3.3. In Vitro Degradability

The effects of replacing SBM with CWYWP and CWYWEP on IVDMD and IVOMD at 24 and 48 h are summarized in

Table 3. Effects of replacing soybean meal (SBM) with citric waste-based protein sources (CWYWP and CWYWEP) on in vitro degradability at 24 h and 48 h of incubation.

Protein Source	SBM Replacement Ratio	IVDMD (% DM)		IVOMD (% DM)
		24 h	48 h	24 h	48 h
Control	100:0	40.99	56.11 a	78.48	86.78
CWYWP	66:33	39.52	53.97 b	79.17	84.93
	33:66	40.37	54.21 b	79.48	86.52
	0:100	39.64	56.21 ab	78.96	86.85
CWYWEP	66:33	41.64	59.11 a	78.83	87.11
	33:66	42.85	59.02 a	79.54	87.10
	0:100	41.19	61.32 a	79.83	88.12
SEM		1.35	1.53	0.51	1.11
Orthogonal polynomials
Linear		0.58	0.07	0.12	0.96
Quadratic		0.78	<0.05	0.99	0.34
Cubic		0.50	0.19	0.47	0.17
Orthogonal contrast
Control vs.

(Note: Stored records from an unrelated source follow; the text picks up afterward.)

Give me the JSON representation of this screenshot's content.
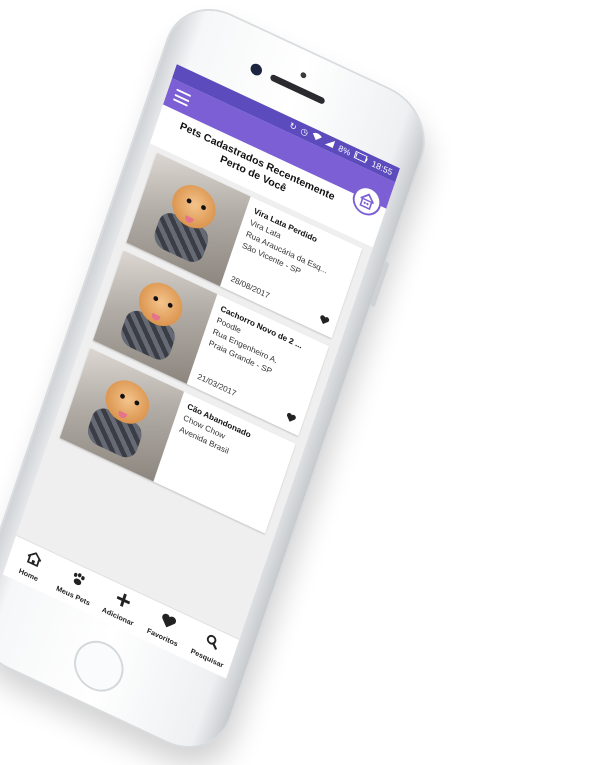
{
  "status_bar": {
    "battery_percent": "8%",
    "time": "18:55",
    "icons": [
      "sync-icon",
      "alarm-icon",
      "wifi-icon",
      "signal-icon",
      "battery-icon"
    ]
  },
  "toolbar": {
    "menu_icon": "hamburger-menu-icon",
    "color": "#7c5fd4",
    "status_color": "#5b4bbd"
  },
  "header": {
    "title": "Pets Cadastrados Recentemente Perto de Você",
    "icon": "pet-house-icon"
  },
  "pets": [
    {
      "title": "Vira Lata Perdido",
      "breed": "Vira Lata",
      "address": "Rua Araucária da Esq...",
      "city": "São Vicente - SP",
      "date": "28/08/2017"
    },
    {
      "title": "Cachorro Novo de 2 ...",
      "breed": "Poodle",
      "address": "Rua Engenheiro A.",
      "city": "Praia Grande - SP",
      "date": "21/03/2017"
    },
    {
      "title": "Cão Abandonado",
      "breed": "Chow Chow",
      "address": "Avenida Brasil",
      "city": "",
      "date": ""
    }
  ],
  "bottom_nav": [
    {
      "label": "Home",
      "icon": "home-icon"
    },
    {
      "label": "Meus Pets",
      "icon": "paw-icon"
    },
    {
      "label": "Adicionar",
      "icon": "plus-icon"
    },
    {
      "label": "Favoritos",
      "icon": "heart-icon"
    },
    {
      "label": "Pesquisar",
      "icon": "search-icon"
    }
  ]
}
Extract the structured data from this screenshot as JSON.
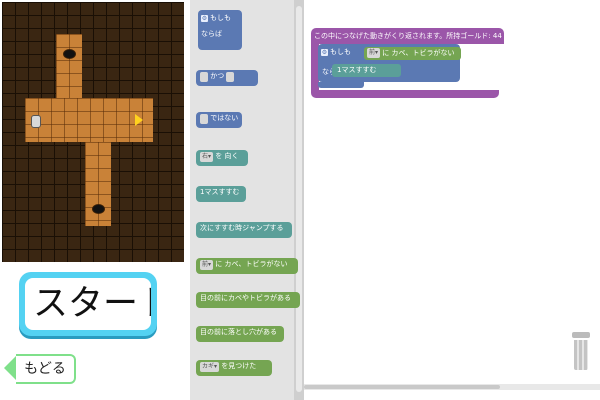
{
  "game": {
    "start_button_label": "スタート`",
    "back_button_label": "もどる"
  },
  "palette": {
    "if_label": "もしも",
    "then_label": "ならば",
    "and_label": "かつ",
    "not_label": "ではない",
    "turn_slot": "右▾",
    "turn_label": "を 向く",
    "move_label": "1マスすすむ",
    "jump_label": "次にすすむ時ジャンプする",
    "wall_slot": "前▾",
    "wall_label": "に カベ、トビラがない",
    "front_wall_label": "目の前にカベやトビラがある",
    "front_hole_label": "目の前に落とし穴がある",
    "found_slot": "カギ▾",
    "found_label": "を見つけた"
  },
  "workspace": {
    "loop_label": "この中につなげた動きがくり返されます。所持ゴールド: 44",
    "if_label": "もしも",
    "cond_slot": "前▾",
    "cond_label": "に カベ、トビラがない",
    "then_label": "ならば",
    "move_label": "1マスすすむ"
  },
  "colors": {
    "logic": "#5b79b3",
    "action": "#5b9f99",
    "sensor": "#75a552",
    "loop": "#9b56a9",
    "start_button": "#54d2f2",
    "back_button": "#7fe08a",
    "path": "#c98238",
    "goal": "#ffd21e"
  },
  "icons": [
    "gear-icon",
    "trash-icon",
    "back-arrow-icon",
    "goal-arrow-icon",
    "robot-icon",
    "hole-icon"
  ]
}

CWYWP		0.46	<0.01	0.72	0.34
Control vs. CWYWEP		0.86	0.50	0.31	0.29
CWYWP vs. CWYWEP		0.07	<0.01	0.61	0.90

SBM = soybean meal; CWYWP = citric waste fermented with yeast waste in pellet form; CWYWEP = citric waste fermented with yeast waste with enzymes in pellet form; IVDMD = in vitro dry matter degradability, IVOMD = in vitro organic matter degradability. ^a,b values in the same column with different superscripts differ (p < 0.05); SEM = standard error of the mean.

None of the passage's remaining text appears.